Além do Véu: Reflexões Antropológicas em uma Cerimônia de Casamento
No último final de semana, viajei para uma cidade vizinha para participar do casamento de um grande amigo. A festa foi incrível, realizada em uma casa linda, que unia uma bela decoração com uma natureza exuberante ao redor. Como antropólogo, não posso evitar olhar para esses momentos ritualísticos e observar a atitude das pessoas diante de algo tão importante.
O momento do casamento em si foi emocionante e bonito. A cerimônia de entrada da noiva, a emoção dos convidados, as declarações do casal e o clima de cumplicidade entre os presentes demonstraram uma intimidade e felicidade genuína pela união dos dois. Tudo foi absolutamente harmonioso, sincero e prazeroso para todos que estavam ali celebrando o momento.
Esse evento me fez lembrar dos rituais de passagem que estudamos na antropologia. Inclusive, em um momento, mencionei isso para meu amigo, e uma de suas amigas me perguntou por que um casamento seria um ritual de passagem.
Isso é perfeitamente compreensível, pois os processos culturais e ritualísticos em todas as culturas não seguem as categorias antropológicas; pelo contrário, somos nós, antropólogos, que seguimos os fenômenos socioculturais e constantemente testamos nossas categorias, criando outras, se necessário. O dinamismo da vida social e dos processos de reprodução e transformação dos diversos aspectos socioculturais é mais forte do que qualquer sistematização.

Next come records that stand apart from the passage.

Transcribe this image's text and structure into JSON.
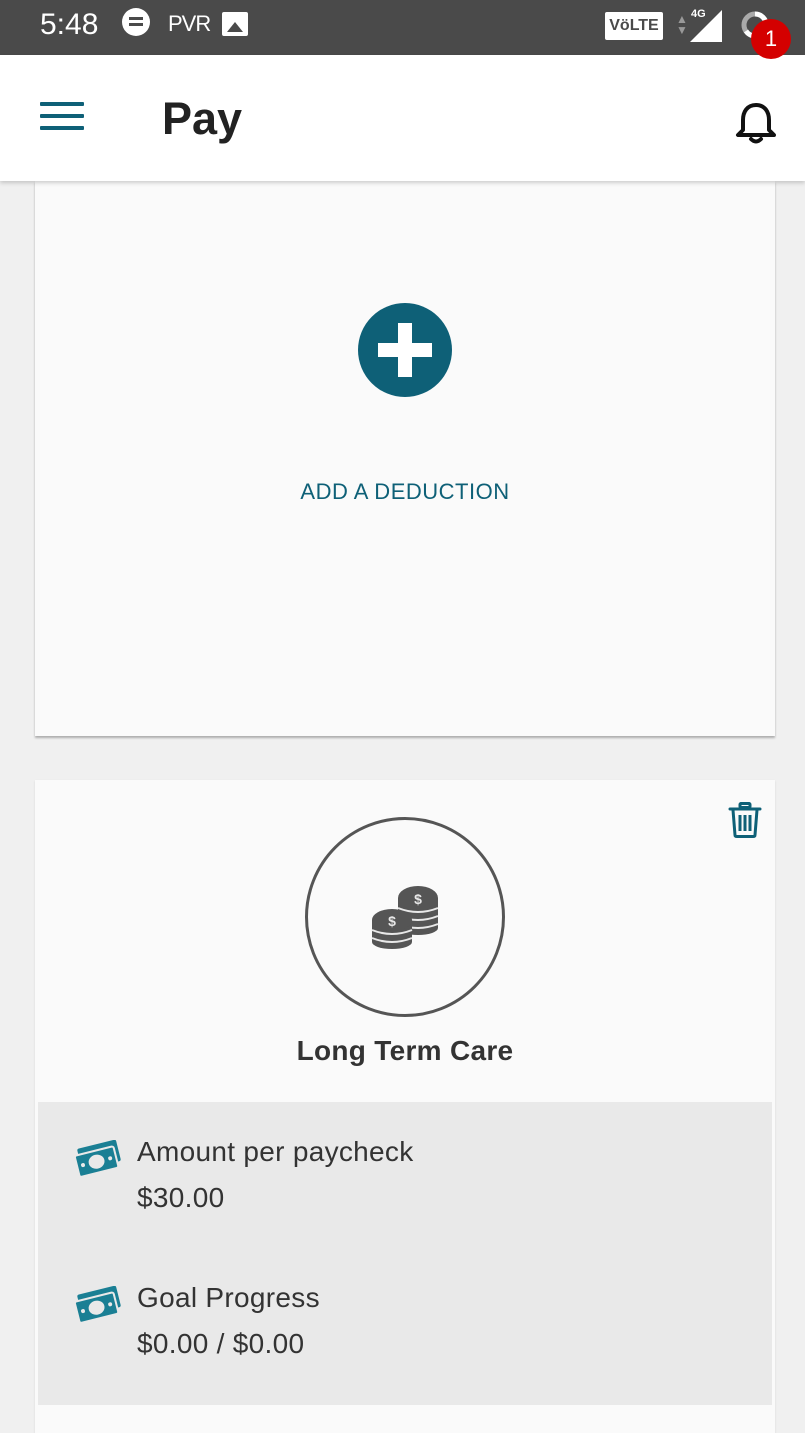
{
  "status_bar": {
    "time": "5:48",
    "carrier_label": "PVR",
    "volte_label": "VöLTE",
    "network_label": "4G"
  },
  "app_bar": {
    "title": "Pay",
    "notification_count": "1",
    "accent_color": "#0e6077"
  },
  "add_card": {
    "label": "ADD A DEDUCTION"
  },
  "deduction": {
    "name": "Long Term Care",
    "details": [
      {
        "label": "Amount per paycheck",
        "value": "$30.00"
      },
      {
        "label": "Goal Progress",
        "value": "$0.00 / $0.00"
      }
    ]
  },
  "icons": [
    "menu-icon",
    "bell-icon",
    "plus-icon",
    "trash-icon",
    "coins-icon",
    "money-icon"
  ]
}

Na China, por exemplo, as tradições são constantemente acionadas em diversos setores da sociedade. Sobretudo, os jovens reconhecem elementos significativos de sua história (seja a história do país ou de seu grupo étnico, um dos 56 que compõem a China) e reproduzem esses elementos em suas vestimentas, principalmente em ambientes públicos como shoppings, praças e eventos; ou em fotos nas redes sociais. Isso também se reflete no cinema e nas novelas chinesas de época. Tudo isso mostra como elementos que remetem a uma origem são importantes para a manutenção da vida social atual.
Esse "tradicionalismo" também se reflete nas cerimônias de casamento. Mesmo havendo uma popularização do casamento "ocidentalizado", muitos casais escolhem fazer uma cerimônia tradicional, usando, sobretudo, o vermelho, que há muito tempo é uma cor significativa na China.
Claro que há um contraponto a essa "manutenção de tradições". No imaginário popular, o que é tradicional representa uma reprodução fiel de um passado cristalizado. No entanto, em termos de dinâmicas culturais, essa "reprodução" é sempre atual; ou seja, não há uma reprodução fiel do passado como se tivéssemos entrado em uma máquina do tempo, mas uma revisão desse passado e uma ressignificação desses elementos a partir de uma leitura do presente. Provavelmente é por isso que sempre olhamos esse "passado relembrado" como algo que faz sentido atualmente.
No entanto, alguns elementos são ressignificados hoje e acionados como "tradições", mas outros não são. Essa "seleção", muitas vezes imperceptível às pessoas que reproduzem esses elementos do passado, acontece principalmente porque somos seres deste tempo e não daquele. O saudosismo que fundamenta os elementos que trazemos do passado para o presente não fazia parte das pessoas daquela época; para elas, suas vestimentas, práticas e ritos representavam a normalidade de seu tempo. Certamente eram saudosistas com outras coisas.
Enfim, o final de semana foi excelente. Deu tudo certo, e minha intuição - ou percepção antropológica - sobre possíveis mudanças ocorridas nas tradições de casamento brasileiras, foram corretas. Eu havia passado toda semana anterior em dúvida sobre qual vestimenta usar.
No fim, aprendi que há momentos em que a observação participante não é tão eficiente, ou pelo menos não tão quanto simplesmente participar da festa e se permitir vivenciar o momento.